Singing away, Jimmy threw back the dirt blissfully basking in the smug thought that he was getting paid tonight and better still… with an actual good meal! Not the cheap stuff he had to go by when business was slow. Oh no, tonight there would be chips and burgers and fish to go around with cans of beer and even if he was good a nice cream cake.

That stuff isn’t good for you, you know.

Jimmy paused mid dig, did he just here that or was it his imagination?

After a brief second of hesitation, Jimmy carried on.

You’ll hurt your back digging like that…

Jimmy shrugged him off, confident that he was merely over tired and hungry and not going insane from some voices.

Look, can you stop for two seconds? I need to talk to you for a moment Mr. Collins and-

Jimmy spun around on his heels, a shot of adrenaline taking over and with the shovel at bay he greeted his intruder…

See, this is a lot more polite isn’t it? Sorry, but I hate when I’m talking to someone and they keep looking away or doing something else. Wrecks my head.

“You’re… you’re…” the words crackled and clamoured their way out of his mouth between a set of stiff teeth.

The tall, looming figure as dark as a winter nightfall outstretched a skeletal hand from seeming nowhere. Graciously, Jimmy returned the gestured, out of fear that his time may have come.

Yes… now introductions aside… to business… You seem to be a respectable man Jimmy by all means. Don’t worry about me, I’m not here to get you all hot and bothered with life and to make you want to clean your act up. Well actually I am, scratch that last part but you still know what I meant. I don’t want to go all Christmas Carol on you.


Perish the thought my friend. I’m merely calling to ask a favour off you.

“Yeah sure no bother Mr. Death!! Thanks for everything, see yeah later, goodbye!”

Jimmy, calm down! I’m asking you to stop.

“But what about dinner, I’m supposed to bet getting a watch you see and then a nice dinner with a cup of tea and two sugars-“

Jimmy, every time you open a coffin and pry open some persons eternal rest home, you invade whatever legacy they have left. I don’t care for work or employment of any of that. You’re job makes mine a lot more difficult. Do you think I want people running to me scared when they die wanting to know will they be okay? I’m only a crossroads and nothing else, not a counselling service. Do you understand?


Now, I’m not going to ask you again. Cover up this wretched excuse of a hole, run home to your little flat and think about it. You can anger the tax man all you like, you’re parents may still wretch when your name is brought up over dinner, but when you anger Death with your life style; things don’t end as quite as pleasant. 

“But Mr. Death, I do need a job like! I have to eat!”

I don’t care. I honestly don’t. Go away, find a job, do whatever it takes. 

“Is this really happening?”

 Death clicked his fingers,

“Oi, get off my grave you little brat!!” escaped the coffin.

“I’m cold” said Mrs. Feeny from across the way.

“No, this is a mistake!

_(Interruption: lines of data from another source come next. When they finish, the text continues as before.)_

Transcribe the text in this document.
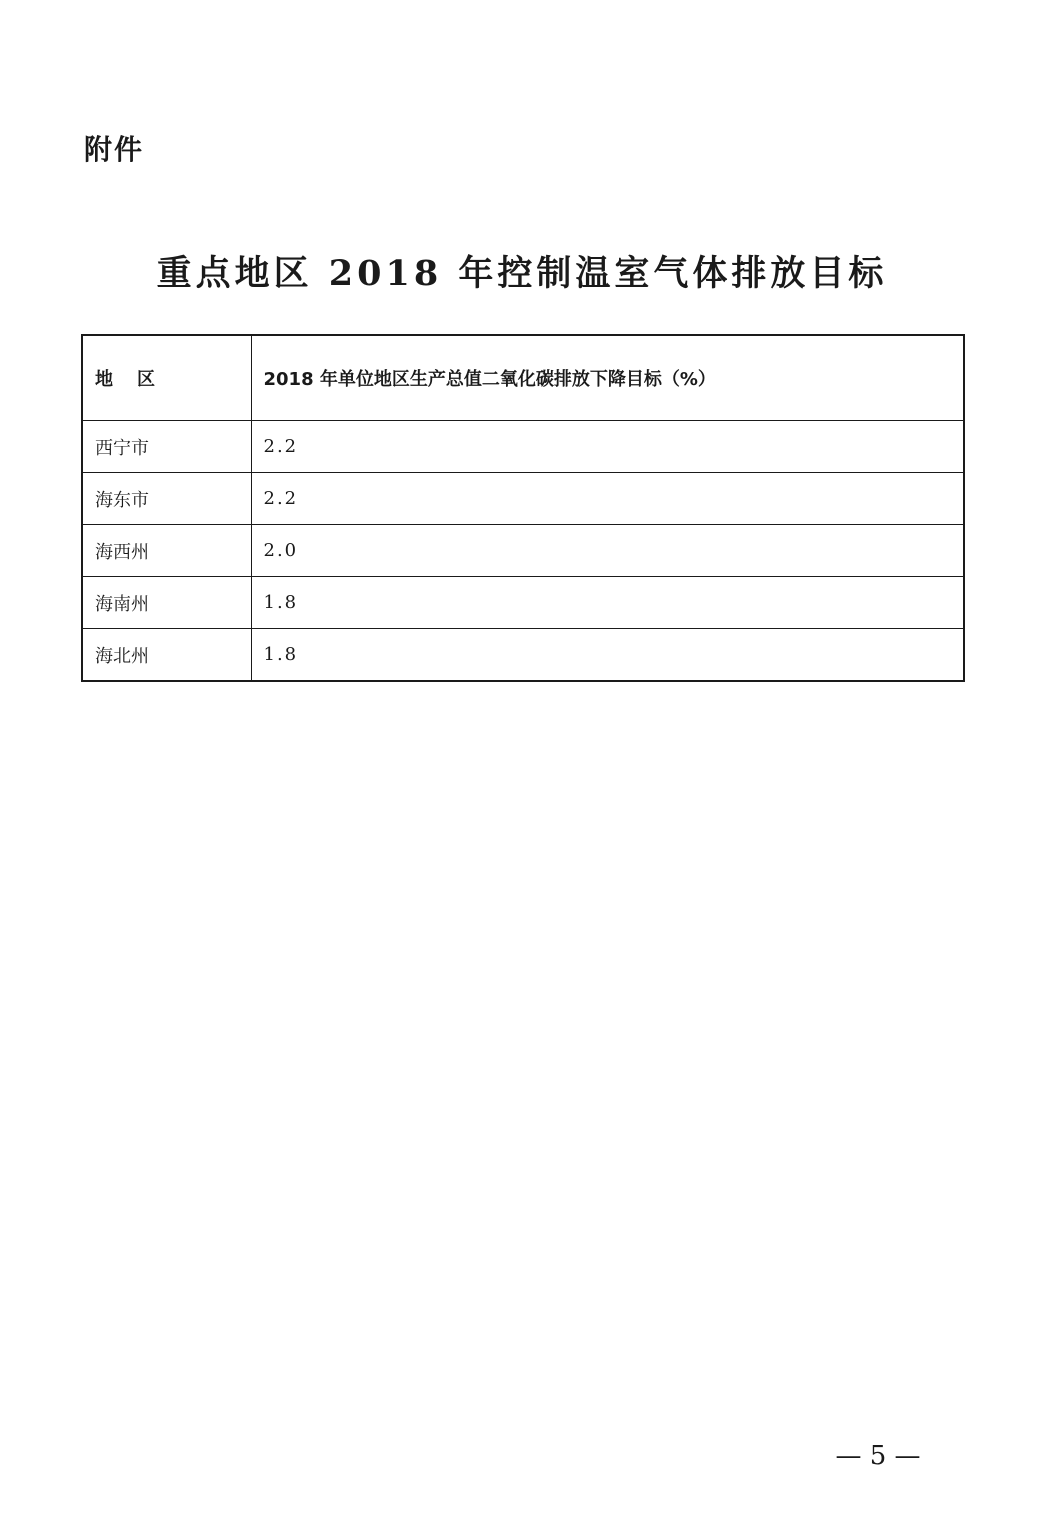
附件
重点地区 2018 年控制温室气体排放目标
地区	2018 年单位地区生产总值二氧化碳排放下降目标（%）
西宁市	2.2
海东市	2.2
海西州	2.0
海南州	1.8
海北州	1.8
— 5 —
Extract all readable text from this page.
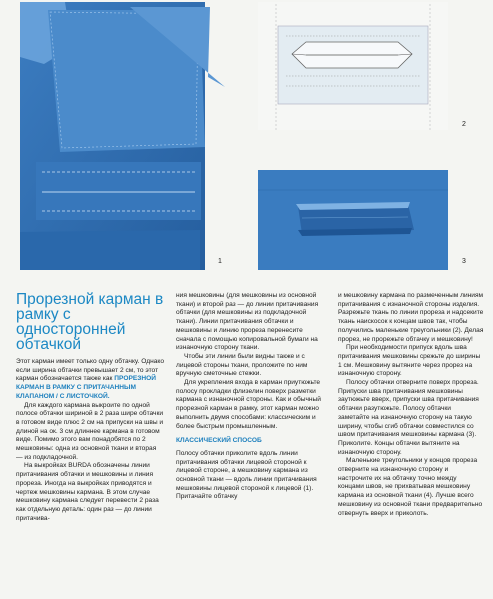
1
2
3
Прорезной карман в рамку с односторонней обтачкой

Этот карман имеет только одну обтачку. Однако если ширина обтачки превышает 2 см, то этот карман обозначается также как ПРОРЕЗНОЙ КАРМАН В РАМКУ С ПРИТАЧАННЫМ КЛАПАНОМ / С ЛИСТОЧКОЙ.

Для каждого кармана выкроите по одной полосе обтачки шириной в 2 раза шире обтачки в готовом виде плюс 2 см на припуски на швы и длиной на ок. 3 см длиннее кармана в готовом виде. Помимо этого вам понадобятся по 2 мешковины: одна из основной ткани и вторая — из подкладочной.

На выкройках BURDA обозначены линии притачивания обтачки и мешковины и линия прореза. Иногда на выкройках приводятся и чертеж мешковины кармана. В этом случае мешковину кармана следует перевести 2 раза как отдельную деталь: один раз — до линии притачива-

ния мешковины (для мешковины из основной ткани) и второй раз — до линии притачивания обтачки (для мешковины из подкладочной ткани). Линии притачивания обтачки и мешковины и линию прореза перенесите сначала с помощью копировальной бумаги на изнаночную сторону ткани.

Чтобы эти линии были видны также и с лицевой стороны ткани, проложите по ним вручную сметочные стежки.

Для укрепления входа в карман приутюжьте полосу прокладки флизелин поверх разметки кармана с изнаночной стороны. Как и обычный прорезной карман в рамку, этот карман можно выполнить двумя способами: классическим и более быстрым промышленным.

КЛАССИЧЕСКИЙ СПОСОБ

Полосу обтачки приколите вдоль линии притачивания обтачки лицевой стороной к лицевой стороне, а мешковину кармана из основной ткани — вдоль линии притачивания мешковины лицевой стороной к лицевой (1). Притачайте обтачку

и мешковину кармана по размеченным линиям притачивания с изнаночной стороны изделия. Разрежьте ткань по линии прореза и надсеките ткань наискосок к концам швов так, чтобы получились маленькие треугольники (2). Делая прорез, не прорежьте обтачку и мешковину!

При необходимости припуск вдоль шва притачивания мешковины срежьте до ширины 1 см. Мешковину вытяните через прорез на изнаночную сторону.

Полосу обтачки отверните поверх прореза. Припуски шва притачивания мешковины заутюжьте вверх, припуски шва притачивания обтачки разутюжьте. Полосу обтачки заметайте на изнаночную сторону на такую ширину, чтобы сгиб обтачки совместился со швом притачивания мешковины кармана (3). Приколите. Концы обтачки вытяните на изнаночную сторону.

Маленькие треугольники у концов прореза отверните на изнаночную сторону и настрочите их на обтачку точно между концами швов, не прихватывая мешковину кармана из основной ткани (4). Лучше всего мешковину из основной ткани предварительно отвернуть вверх и приколоть.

No please! Let me out!”

Would you like to join them Jimmy?

“No sir!! Sorry sir!! I’ll be off… eh… eh sorry Mr. Death!! Sorry! Sorry! It will never happen again! I swear!”

Death nodded, and Jimmy found himself alone in the graveyard.

Goodbye Jimmy.


Jimmy walked home, poor distraught and hungry, when inside the local funeral parlor a sign caught his eye.


Jimmy wandered in, a smile on his face.